Affordable non-profit housing buys a 56-unit apartment complex in Rincon Valley


In six years since Sandra Pilisdorf and her domestic partner moved into Parkwood Apartments in Rincon Valley, their monthly rent has gone up only once, from $ 1,150 to $ 1,200. For a fixed income couple, the lower price was a bargain.

"We could not find housing, but we found it. It was affordable, clean and quiet, "said Pilisdorf, 75." You can not find a two-square-meter apartment with two rooms here for such an amount "

Rents to Parkwood apartments will remain affordable for the next 55 years since Burbank Housing, an affordable non-profit organization in Santa Rosa, bought the $ 15-million 56-unit complex on Wednesday.

The acquisition represents a milestone in solving the long-term problem of affordable housing in Sonoma County, exacerbated by the fires of October 2017. More and more residents of the county have been released from most of the apartments. rent and do not have the financial means to buy a house.
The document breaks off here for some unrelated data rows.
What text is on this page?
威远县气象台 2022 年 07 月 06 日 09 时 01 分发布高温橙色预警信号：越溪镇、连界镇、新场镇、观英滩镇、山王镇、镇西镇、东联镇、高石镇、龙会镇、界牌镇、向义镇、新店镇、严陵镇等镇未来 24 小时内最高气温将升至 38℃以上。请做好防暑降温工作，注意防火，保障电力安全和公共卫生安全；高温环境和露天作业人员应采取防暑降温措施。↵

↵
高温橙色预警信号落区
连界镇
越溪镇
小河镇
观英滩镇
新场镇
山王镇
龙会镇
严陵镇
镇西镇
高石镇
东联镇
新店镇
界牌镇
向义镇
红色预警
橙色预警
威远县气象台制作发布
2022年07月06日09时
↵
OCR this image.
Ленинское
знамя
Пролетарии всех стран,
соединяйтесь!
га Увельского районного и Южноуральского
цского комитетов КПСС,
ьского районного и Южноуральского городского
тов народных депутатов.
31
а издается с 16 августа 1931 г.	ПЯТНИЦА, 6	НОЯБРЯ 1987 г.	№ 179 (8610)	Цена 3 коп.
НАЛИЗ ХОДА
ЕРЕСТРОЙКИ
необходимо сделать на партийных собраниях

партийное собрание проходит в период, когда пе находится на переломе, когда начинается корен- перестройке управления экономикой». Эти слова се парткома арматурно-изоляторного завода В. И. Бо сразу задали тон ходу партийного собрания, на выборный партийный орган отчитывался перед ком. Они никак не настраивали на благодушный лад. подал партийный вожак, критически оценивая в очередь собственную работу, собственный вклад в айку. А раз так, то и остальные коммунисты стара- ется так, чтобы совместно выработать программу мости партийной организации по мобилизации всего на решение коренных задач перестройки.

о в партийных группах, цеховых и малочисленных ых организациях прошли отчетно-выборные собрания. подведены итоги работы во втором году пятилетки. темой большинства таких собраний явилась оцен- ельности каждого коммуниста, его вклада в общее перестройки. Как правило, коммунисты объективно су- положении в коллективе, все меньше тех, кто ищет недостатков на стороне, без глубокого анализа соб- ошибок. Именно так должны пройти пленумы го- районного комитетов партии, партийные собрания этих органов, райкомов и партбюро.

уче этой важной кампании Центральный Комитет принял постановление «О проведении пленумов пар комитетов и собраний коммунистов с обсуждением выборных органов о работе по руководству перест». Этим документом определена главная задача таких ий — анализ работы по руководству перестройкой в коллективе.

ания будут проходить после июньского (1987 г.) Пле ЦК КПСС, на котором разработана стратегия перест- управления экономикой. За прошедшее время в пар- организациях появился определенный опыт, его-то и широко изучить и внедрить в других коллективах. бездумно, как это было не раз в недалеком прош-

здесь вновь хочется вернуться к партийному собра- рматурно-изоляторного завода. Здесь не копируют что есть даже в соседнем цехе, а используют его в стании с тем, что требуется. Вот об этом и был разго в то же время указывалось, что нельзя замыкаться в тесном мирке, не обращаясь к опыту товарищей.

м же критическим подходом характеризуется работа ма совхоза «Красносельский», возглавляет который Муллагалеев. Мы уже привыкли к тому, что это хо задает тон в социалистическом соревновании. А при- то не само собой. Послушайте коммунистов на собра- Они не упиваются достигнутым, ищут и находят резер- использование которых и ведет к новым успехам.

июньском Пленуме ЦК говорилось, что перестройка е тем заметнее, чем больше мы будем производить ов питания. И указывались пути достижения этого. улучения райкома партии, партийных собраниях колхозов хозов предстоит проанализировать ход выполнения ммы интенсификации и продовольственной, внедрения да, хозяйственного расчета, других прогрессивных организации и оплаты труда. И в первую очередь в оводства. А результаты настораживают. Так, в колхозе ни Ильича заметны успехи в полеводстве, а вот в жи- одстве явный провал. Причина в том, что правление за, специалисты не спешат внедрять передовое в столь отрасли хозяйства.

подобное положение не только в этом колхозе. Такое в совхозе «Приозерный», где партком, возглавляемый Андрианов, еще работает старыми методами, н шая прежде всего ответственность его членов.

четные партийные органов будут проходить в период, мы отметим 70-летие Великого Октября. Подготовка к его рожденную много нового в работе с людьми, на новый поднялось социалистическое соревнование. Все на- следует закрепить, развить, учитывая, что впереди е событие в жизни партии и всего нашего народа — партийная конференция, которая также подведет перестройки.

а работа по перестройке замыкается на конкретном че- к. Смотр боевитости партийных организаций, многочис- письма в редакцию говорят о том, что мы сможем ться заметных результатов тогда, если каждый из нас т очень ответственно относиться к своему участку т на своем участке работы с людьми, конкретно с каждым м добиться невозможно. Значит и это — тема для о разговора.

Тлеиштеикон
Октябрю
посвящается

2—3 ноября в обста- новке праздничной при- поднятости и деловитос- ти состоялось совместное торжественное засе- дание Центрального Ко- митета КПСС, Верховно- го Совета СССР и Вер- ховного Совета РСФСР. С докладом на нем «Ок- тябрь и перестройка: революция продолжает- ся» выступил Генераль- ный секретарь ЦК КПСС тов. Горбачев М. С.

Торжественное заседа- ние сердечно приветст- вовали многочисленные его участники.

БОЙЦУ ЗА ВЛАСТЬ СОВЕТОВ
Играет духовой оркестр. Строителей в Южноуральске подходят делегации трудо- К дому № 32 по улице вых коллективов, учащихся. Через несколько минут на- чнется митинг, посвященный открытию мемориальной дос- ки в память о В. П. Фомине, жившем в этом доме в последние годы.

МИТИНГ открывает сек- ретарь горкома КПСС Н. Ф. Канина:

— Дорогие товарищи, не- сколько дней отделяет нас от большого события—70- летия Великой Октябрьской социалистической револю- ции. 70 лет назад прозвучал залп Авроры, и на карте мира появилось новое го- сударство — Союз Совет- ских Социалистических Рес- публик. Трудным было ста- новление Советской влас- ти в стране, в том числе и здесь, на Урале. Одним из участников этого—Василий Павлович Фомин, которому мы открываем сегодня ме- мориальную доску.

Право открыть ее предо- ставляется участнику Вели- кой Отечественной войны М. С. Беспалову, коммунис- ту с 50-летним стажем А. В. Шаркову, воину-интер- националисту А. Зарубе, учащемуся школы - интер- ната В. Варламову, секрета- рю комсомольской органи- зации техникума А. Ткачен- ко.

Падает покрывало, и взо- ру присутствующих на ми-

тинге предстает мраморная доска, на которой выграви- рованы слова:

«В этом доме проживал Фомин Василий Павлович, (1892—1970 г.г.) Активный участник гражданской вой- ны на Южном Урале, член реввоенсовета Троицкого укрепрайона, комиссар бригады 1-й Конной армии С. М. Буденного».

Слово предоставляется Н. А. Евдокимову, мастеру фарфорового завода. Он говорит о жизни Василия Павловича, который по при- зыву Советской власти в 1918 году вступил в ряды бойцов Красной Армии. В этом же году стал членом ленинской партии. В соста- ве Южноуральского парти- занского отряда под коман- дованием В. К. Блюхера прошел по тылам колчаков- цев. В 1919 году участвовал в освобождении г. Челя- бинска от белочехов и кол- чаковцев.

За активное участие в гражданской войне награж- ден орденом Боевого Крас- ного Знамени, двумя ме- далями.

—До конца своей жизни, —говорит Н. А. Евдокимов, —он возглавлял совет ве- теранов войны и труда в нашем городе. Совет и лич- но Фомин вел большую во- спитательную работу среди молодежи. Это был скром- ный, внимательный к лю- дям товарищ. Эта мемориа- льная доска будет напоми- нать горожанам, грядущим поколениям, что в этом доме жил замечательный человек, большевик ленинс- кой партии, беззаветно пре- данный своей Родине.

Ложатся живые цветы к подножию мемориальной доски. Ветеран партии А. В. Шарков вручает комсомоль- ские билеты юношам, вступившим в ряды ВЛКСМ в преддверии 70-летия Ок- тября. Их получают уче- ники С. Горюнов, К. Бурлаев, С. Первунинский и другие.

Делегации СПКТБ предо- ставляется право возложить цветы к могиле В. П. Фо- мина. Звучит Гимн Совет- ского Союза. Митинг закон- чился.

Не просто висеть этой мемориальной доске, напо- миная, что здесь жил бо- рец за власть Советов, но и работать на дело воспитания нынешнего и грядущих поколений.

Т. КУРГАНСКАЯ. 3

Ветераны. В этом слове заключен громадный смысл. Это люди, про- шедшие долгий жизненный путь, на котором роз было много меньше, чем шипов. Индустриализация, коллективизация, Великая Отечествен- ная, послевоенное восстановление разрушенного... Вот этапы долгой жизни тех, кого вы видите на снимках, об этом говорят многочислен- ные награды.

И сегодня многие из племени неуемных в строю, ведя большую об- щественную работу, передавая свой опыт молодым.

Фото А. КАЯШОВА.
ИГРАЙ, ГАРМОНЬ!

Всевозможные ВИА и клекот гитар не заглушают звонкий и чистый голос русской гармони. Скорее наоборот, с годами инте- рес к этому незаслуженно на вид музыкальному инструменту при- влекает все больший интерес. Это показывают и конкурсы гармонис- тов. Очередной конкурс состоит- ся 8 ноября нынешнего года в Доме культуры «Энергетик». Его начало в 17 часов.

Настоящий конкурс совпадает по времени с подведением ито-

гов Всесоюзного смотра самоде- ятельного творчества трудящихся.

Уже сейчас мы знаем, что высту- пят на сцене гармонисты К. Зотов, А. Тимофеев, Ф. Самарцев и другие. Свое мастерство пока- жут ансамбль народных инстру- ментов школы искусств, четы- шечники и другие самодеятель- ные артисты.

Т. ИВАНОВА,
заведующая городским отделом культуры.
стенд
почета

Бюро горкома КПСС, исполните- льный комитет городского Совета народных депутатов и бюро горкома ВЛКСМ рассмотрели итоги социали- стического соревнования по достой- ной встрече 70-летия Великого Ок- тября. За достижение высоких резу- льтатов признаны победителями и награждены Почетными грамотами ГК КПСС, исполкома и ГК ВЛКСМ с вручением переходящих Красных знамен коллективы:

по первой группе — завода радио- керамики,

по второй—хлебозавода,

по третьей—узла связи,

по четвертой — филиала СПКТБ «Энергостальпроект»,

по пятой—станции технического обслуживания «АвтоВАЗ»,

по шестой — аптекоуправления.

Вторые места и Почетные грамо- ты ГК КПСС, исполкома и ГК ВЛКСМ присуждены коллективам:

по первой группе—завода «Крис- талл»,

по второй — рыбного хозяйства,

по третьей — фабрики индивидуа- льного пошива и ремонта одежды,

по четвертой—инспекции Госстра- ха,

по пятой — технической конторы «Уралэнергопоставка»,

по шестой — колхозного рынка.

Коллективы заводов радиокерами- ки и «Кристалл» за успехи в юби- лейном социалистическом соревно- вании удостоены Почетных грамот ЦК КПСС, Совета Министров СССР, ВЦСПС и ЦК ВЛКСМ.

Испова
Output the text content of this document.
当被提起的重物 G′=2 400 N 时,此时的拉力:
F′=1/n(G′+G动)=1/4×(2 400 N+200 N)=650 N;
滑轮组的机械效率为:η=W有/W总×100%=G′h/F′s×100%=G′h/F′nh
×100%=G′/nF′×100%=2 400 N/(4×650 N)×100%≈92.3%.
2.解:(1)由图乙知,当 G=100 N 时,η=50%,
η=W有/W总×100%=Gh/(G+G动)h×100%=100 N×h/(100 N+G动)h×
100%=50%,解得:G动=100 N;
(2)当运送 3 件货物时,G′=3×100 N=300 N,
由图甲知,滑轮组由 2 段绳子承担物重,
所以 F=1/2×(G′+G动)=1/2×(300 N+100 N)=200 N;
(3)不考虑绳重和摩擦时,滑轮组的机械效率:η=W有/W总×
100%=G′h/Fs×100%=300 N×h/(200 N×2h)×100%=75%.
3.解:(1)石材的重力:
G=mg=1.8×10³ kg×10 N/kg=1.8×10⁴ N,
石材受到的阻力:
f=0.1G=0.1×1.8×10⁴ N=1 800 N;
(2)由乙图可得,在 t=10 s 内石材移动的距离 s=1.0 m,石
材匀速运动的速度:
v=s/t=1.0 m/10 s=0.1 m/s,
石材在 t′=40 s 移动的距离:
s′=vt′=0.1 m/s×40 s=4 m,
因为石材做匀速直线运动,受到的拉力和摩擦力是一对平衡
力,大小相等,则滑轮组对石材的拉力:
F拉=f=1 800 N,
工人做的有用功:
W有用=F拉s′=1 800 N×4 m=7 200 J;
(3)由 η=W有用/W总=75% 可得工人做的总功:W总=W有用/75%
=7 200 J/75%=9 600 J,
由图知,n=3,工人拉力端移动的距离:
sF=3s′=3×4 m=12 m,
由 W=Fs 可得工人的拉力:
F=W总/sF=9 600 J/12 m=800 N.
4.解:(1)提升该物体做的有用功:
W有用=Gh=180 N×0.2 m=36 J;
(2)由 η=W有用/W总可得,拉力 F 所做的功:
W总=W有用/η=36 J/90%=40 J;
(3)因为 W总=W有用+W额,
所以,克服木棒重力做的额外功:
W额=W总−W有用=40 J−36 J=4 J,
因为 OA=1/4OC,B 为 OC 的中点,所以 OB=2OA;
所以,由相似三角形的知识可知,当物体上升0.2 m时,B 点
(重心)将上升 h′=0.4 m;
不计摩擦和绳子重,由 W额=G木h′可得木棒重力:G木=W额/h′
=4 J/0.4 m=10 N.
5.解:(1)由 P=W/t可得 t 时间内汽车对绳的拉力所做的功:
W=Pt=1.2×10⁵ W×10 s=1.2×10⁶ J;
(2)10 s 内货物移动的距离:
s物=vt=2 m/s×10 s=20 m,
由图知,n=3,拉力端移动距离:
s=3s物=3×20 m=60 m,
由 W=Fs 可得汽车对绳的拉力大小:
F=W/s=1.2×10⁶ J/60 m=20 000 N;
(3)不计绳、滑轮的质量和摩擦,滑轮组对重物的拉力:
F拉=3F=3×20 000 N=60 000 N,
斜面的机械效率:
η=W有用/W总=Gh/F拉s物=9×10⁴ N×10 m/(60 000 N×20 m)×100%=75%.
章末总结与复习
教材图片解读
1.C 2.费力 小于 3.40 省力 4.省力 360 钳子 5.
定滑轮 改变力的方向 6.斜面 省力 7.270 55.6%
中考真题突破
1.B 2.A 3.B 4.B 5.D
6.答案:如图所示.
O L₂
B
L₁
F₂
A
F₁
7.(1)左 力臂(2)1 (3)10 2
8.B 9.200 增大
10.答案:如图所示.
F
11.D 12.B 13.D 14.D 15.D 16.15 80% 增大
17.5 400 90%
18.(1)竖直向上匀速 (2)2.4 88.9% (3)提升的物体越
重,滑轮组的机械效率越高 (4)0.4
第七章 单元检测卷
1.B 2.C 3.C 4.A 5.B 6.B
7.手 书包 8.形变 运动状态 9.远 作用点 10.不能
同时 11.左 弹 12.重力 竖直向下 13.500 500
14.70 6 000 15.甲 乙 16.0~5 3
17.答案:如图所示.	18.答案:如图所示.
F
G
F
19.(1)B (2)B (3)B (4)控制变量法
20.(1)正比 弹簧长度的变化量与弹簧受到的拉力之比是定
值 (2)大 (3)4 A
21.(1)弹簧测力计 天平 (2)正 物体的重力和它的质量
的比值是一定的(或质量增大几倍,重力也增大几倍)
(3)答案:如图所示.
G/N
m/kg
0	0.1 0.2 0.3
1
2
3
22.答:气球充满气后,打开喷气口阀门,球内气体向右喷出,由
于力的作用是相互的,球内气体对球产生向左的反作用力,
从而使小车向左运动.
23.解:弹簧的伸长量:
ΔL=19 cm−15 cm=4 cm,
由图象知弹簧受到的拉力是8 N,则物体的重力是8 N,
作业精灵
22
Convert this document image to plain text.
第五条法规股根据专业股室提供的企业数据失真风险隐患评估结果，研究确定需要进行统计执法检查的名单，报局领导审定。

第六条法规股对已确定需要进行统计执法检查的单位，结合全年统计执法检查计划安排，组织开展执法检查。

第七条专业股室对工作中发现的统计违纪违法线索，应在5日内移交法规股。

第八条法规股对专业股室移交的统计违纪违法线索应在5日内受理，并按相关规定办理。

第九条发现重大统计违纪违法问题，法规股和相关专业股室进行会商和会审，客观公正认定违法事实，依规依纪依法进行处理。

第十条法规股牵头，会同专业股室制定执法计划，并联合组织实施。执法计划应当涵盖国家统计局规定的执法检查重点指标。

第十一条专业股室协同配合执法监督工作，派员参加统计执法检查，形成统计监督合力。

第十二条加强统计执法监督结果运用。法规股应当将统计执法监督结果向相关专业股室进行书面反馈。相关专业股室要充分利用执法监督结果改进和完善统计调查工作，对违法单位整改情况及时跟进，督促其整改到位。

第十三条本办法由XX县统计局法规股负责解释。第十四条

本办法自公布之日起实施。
"It's not a huge number, but it's part of the solution," said Mark Krug, Business Development Manager for Burbank Housing.

The apartment complex was put on the market in July and Burbank Housing submitted an offer in early August. In the day, Krug said that the offer had been accepted. The city has made a loan of nearly $ 2.5 million to Burbank to help close the deal.

"We are very pleased that current and future tenants can benefit from Burbank's affordable housing model in a building that our family built many years ago," said the salesman, L.E.E. & J. Inc., said in a prepared statement.

The apartment complex, built in the late 1970s, is adjacent to the Rincon Valley Community Park on Montecito Boulevard. On the other side of the park are the Rincon Valley Regional Library and Maria Carrillo High School.

One of the main motivators for the purchase of the property by Burbank Housing has been to maintain affordable monthly rents and prevent tenants from being displaced. They do not intend to ask tenants to leave and will not increase rents beyond typical increases in cost of living, most years, depending on the region's median income, Krug said. .

"If a for-profit developer bought it, it is almost certain that rents would have been increased considerably and that many existing households would not have the means to live there," Krug said.

Ninety-five per cent of households living at Parkwood Apartments have an income equal to or less than 80 percent of the region's median income, which qualifies them as low income. The county's median income for a one-person household is $ 58,850, compared to $ 67,300 for a couple and $ 84,100 for a family of four.

Also, in Parkwood, 37% of households have less than 50% of the region's median income, which is considered a very low income.

A two-person household in the county with income of $ 39,300 or less is considered a very low income, according to the Sonoma County Community Development Board. Pilisdorf and his domestic partner are in this range with an annual income of $ 36,000 from social security and other retirement income households. Burbank Housing generally builds affordable housing complexes and can take up to three years for a single project. However, the purchase of Parkwood took about six months because the funding secured non-profit.

It was not only a crucial time saver, but also money.